In 2014, Annie Em wrote an article for Daily Kos that she called, “Is public school for Sale the Cost of KIPP.” Check out these eye-poppingly corrupt and large remunerations:
“Michael Feinberg works 30 hours a week for KIPP Foundation at San Francisco for $196,117; 50 hours at KIPP, Inc. in Houston for $216,865 for a total of 80 hours and $412,982 annually.
“David Levin works 30 works hours a week at KIPP Foundation in San Francisco for $175,000; 50 hours at KIPP New York City for $243,189; 5 hours at Uncommon Knowledge and Achievement for $50,000 NYC; and an unspecified amount at Relay Graduate School of Education NYC for a total of 85 hours+ and $468,189+ annually.

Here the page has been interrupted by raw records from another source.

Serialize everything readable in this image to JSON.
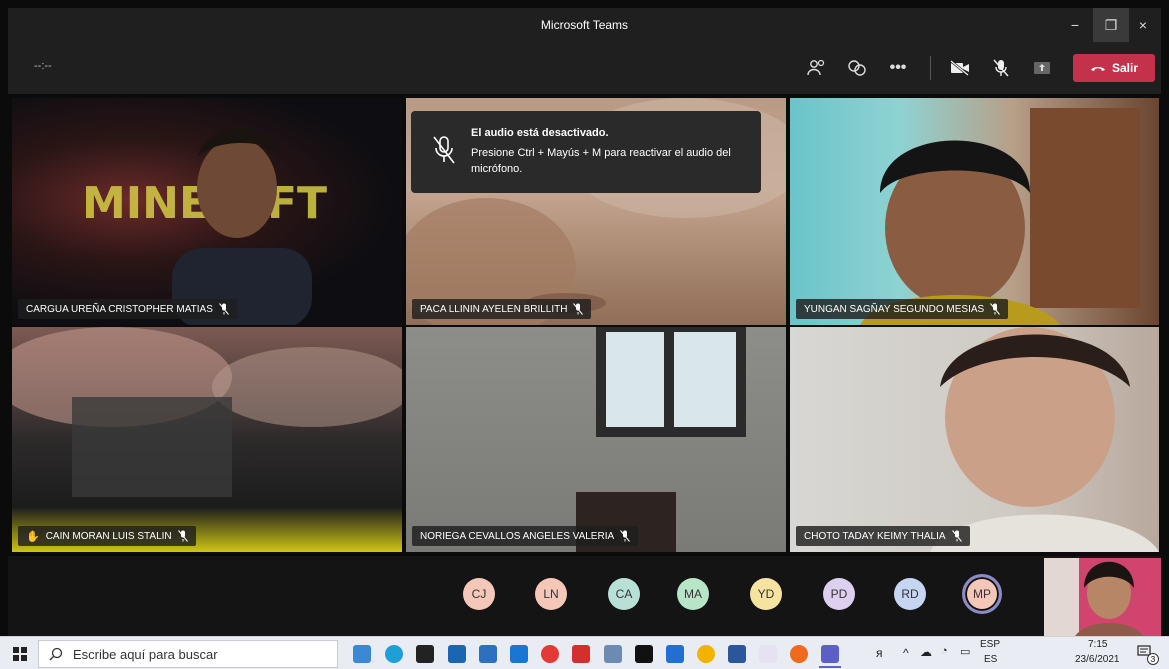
{
  "window": {
    "title": "Microsoft Teams",
    "minimize": "−",
    "restore": "❐",
    "close": "×"
  },
  "toolbar": {
    "timer": "--:--",
    "leave_label": "Salir"
  },
  "notice": {
    "title": "El audio está desactivado.",
    "body": "Presione Ctrl + Mayús + M para reactivar el audio del micrófono."
  },
  "participants": [
    {
      "name": "CARGUA UREÑA CRISTOPHER MATIAS",
      "hand_raised": false
    },
    {
      "name": "PACA LLININ AYELEN BRILLITH",
      "hand_raised": false
    },
    {
      "name": "YUNGAN SAGÑAY SEGUNDO MESIAS",
      "hand_raised": false
    },
    {
      "name": "CAIN MORAN LUIS STALIN",
      "hand_raised": true
    },
    {
      "name": "NORIEGA CEVALLOS ANGELES VALERIA",
      "hand_raised": false
    },
    {
      "name": "CHOTO TADAY KEIMY THALIA",
      "hand_raised": false
    }
  ],
  "avatars": [
    {
      "initials": "CJ",
      "color": "#f4c7b8"
    },
    {
      "initials": "LN",
      "color": "#f4c7b8"
    },
    {
      "initials": "CA",
      "color": "#b9e0d7"
    },
    {
      "initials": "MA",
      "color": "#b6e5c8"
    },
    {
      "initials": "YD",
      "color": "#f7e3a0"
    },
    {
      "initials": "PD",
      "color": "#ddd0ef"
    },
    {
      "initials": "RD",
      "color": "#c6d6f2"
    },
    {
      "initials": "MP",
      "color": "#f4c7b8"
    }
  ],
  "taskbar": {
    "search_placeholder": "Escribe aquí para buscar",
    "lang_top": "ESP",
    "lang_bottom": "ES",
    "time": "7:15",
    "date": "23/6/2021",
    "notif_count": "3"
  }
}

“Wendy Kopp works for Teach for America (also Teach for All, Teach for China, and Broad Center for Management of School Systems) supplying uncertified corps members to serve as teachers at KIPP for which she is compensated $468,452 annually. KIPP schools would not be sustainable without the overworked, underpaid faux teachers provided by TFA. Wendy’s a busy girl and extremely well-compensated for having zero education credentials.
“Richard Barth works 60 hours a week at KIPP Foundation in San Francisco (while living in New York) and is compensated $374,868 annually. He, too, has zero education credentials.”
By the way, the largest charter school system in the United States is under the control of the mysterious Turkish Imam, Fethullah Gülen.
All of this is harmful. It is stinking thinking to allow children to be educated by people that do not know what they are doing or have agendas that are not necessarily aligned with the best interests of America. It is time to end the raid on education dollars by privatized schools and phony educations schemes designed to sell technology. Opt out of charter school. Opt out of testing. Opt out of computer delivered bad education.